Brian Kelly is in some hot water. His team is 1-3, matching his worst start at Notre Dame in his seven seasons (the first time was his first season) and he’s had to fire his defensive coordinator Brian VanGorder (and rightfully so). The coach that took his team to the national title game in 2012 is now 19-11 since 2014. And the rest of the schedule isn’t that easy because if Notre Dame can lose to a Duke team that was 1-2 coming in with its lone win against the North Carolina Central Eagles and its two losses at the hands of Wake Forest and Northwestern by double digits, then Notre Dame can lose to Syracuse or Navy or Southern Cal, not to mention teams like Stanford, Miami and Virginia Tech.

So what’s the problem on defense? It’s a recruiting issue. For every coveted prospect like Nyles Morgan or Tevon Coney or Isaac Rochell — four-star, ND-caliber talent -- you have guys like Andrew Trumbetti, Drue Tranquill, Nick Coleman, Greer Martini and Jamir Jones who might have been reaches. That leads to serious depth chart issues.

Of course, the scheme comes into play and VanGorder’s inability to develop players as well as adjust on the fly have been apparent, but his lack of interest in recruiting and, most importantly as a coordinator, closing on prospects was also the worst kept secret in college football. So did Notre Dame settle on some defensive guys because of that? Yes, and these embarrassing defensive performances that have Kelly on at least a warm seat could be traced back to recruiting.


Les Miles went 114-34 at LSU. (Getty Images)

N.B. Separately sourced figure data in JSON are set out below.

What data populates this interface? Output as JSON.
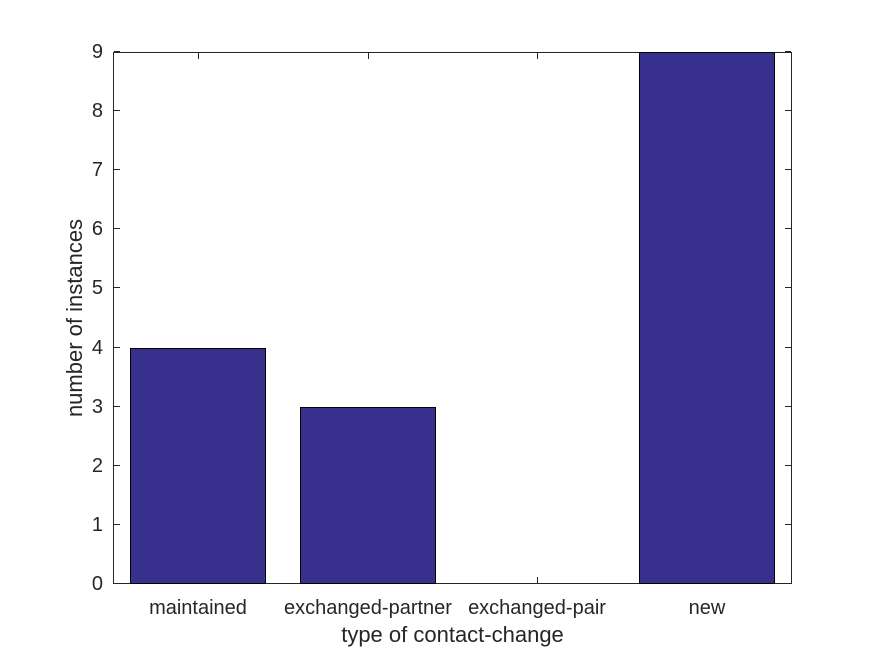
{
  "figure": {
    "background_color": "#FFFFFF"
  },
  "chart_data": {
    "type": "bar",
    "title": "",
    "categories": [
      "maintained",
      "exchanged-partner",
      "exchanged-pair",
      "new"
    ],
    "values": [
      4,
      3,
      0,
      9
    ],
    "xlabel": "type of contact-change",
    "ylabel": "number of instances",
    "ylim": [
      0,
      9
    ],
    "yticks": [
      0,
      1,
      2,
      3,
      4,
      5,
      6,
      7,
      8,
      9
    ],
    "bar_color": "#37308C",
    "bar_edge_color": "#000000",
    "axis_color": "#262626",
    "text_color": "#262626",
    "bar_width_fraction": 0.8,
    "grid": false,
    "legend": null,
    "tick_direction": "in",
    "box": true
  }
}
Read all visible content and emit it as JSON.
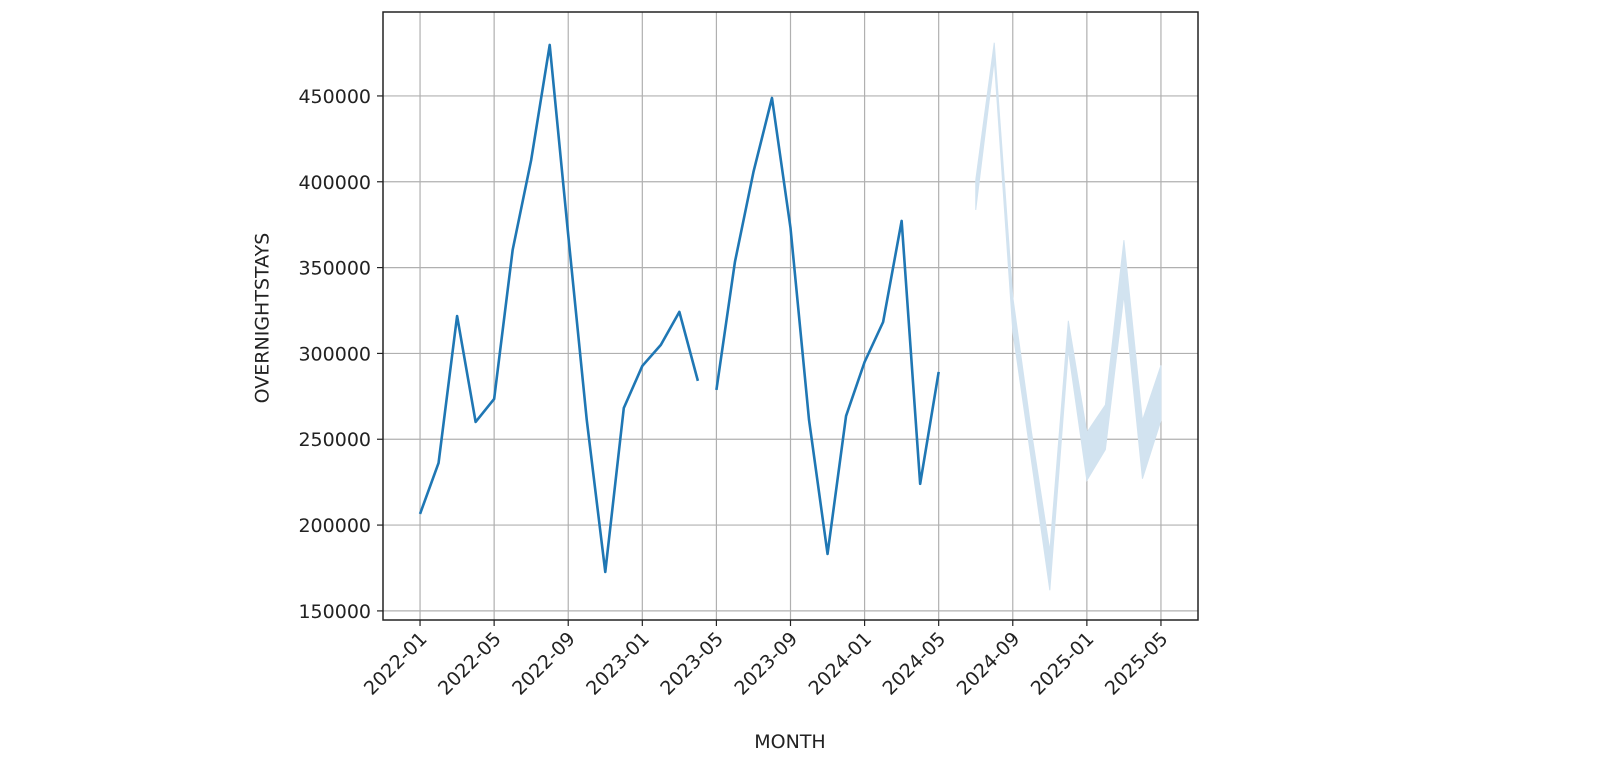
{
  "chart_data": {
    "type": "line",
    "xlabel": "MONTH",
    "ylabel": "OVERNIGHTSTAYS",
    "xlim": [
      "2021-11",
      "2025-07"
    ],
    "xticks": [
      "2022-01",
      "2022-05",
      "2022-09",
      "2023-01",
      "2023-05",
      "2023-09",
      "2024-01",
      "2024-05",
      "2024-09",
      "2025-01",
      "2025-05"
    ],
    "ylim": [
      144700,
      498900
    ],
    "yticks": [
      150000,
      200000,
      250000,
      300000,
      350000,
      400000,
      450000
    ],
    "grid": true,
    "series": [
      {
        "color": "#1f77b4",
        "x": [
          "2022-01",
          "2022-02",
          "2022-03",
          "2022-04",
          "2022-05",
          "2022-06",
          "2022-07",
          "2022-08",
          "2022-09",
          "2022-10",
          "2022-11",
          "2022-12",
          "2023-01",
          "2023-02",
          "2023-03",
          "2023-04"
        ],
        "values": [
          206500,
          236200,
          321800,
          260100,
          273500,
          360300,
          412700,
          479700,
          369000,
          261300,
          172700,
          268200,
          292700,
          305000,
          324200,
          284000
        ]
      },
      {
        "color": "#1f77b4",
        "x": [
          "2023-05",
          "2023-06",
          "2023-07",
          "2023-08",
          "2023-09",
          "2023-10",
          "2023-11",
          "2023-12",
          "2024-01",
          "2024-02",
          "2024-03",
          "2024-04",
          "2024-05"
        ],
        "values": [
          278700,
          353300,
          405700,
          448800,
          373100,
          261300,
          183200,
          263600,
          295000,
          318300,
          377200,
          224000,
          289200
        ]
      }
    ],
    "band": {
      "color": "#d2e3f0",
      "x": [
        "2024-07",
        "2024-08",
        "2024-09",
        "2024-10",
        "2024-11",
        "2024-12",
        "2025-01",
        "2025-02",
        "2025-03",
        "2025-04",
        "2025-05"
      ],
      "lower": [
        383600,
        471000,
        313000,
        238000,
        162000,
        302000,
        226000,
        244000,
        334000,
        227000,
        261000
      ],
      "upper": [
        401000,
        481000,
        333000,
        255000,
        185000,
        319000,
        254000,
        270000,
        366000,
        261000,
        293000
      ]
    }
  }
}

Les Miles is gone at LSU. And while I wrote yesterday that it had to happen and happen now, it doesn’t mean I’m happy about it. Because Miles, someone I don’t know personally, was by all accounts a great man. And he was fun for college football. From his fake field goal flip against Florida in 2010 to his ridiculous clock mismanagement in wins over Auburn in 2007 and Tennessee in 2010, Miles always found a way to make games a tad more exciting. And off the field from humbling himself as a man and eating grass to praising his players and saying “You go find them, you throw your arms around them, you give them a big kiss on the mouth…if you’re a girl” after a gutty win, Les Miles was a reporter’s dream in many ways.

He won a national title, he will exit LSU with a 114-34 record and his coaching tree includes Jimbo Fisher, Mike Gundy, Bo Pelini and others. He could have left LSU a few times to coach at his alma mater in Ann Arbor, but he always remained loyal and he was loved by his players and assistant coaches through and through.

Miles is done at LSU and the Tigers will be better off for it if they hire the right person, but there is no doubt that Sunday, Sept. 25, 2016, was a sad day for college football as we say goodbye, for now, to “The Mad Hatter”.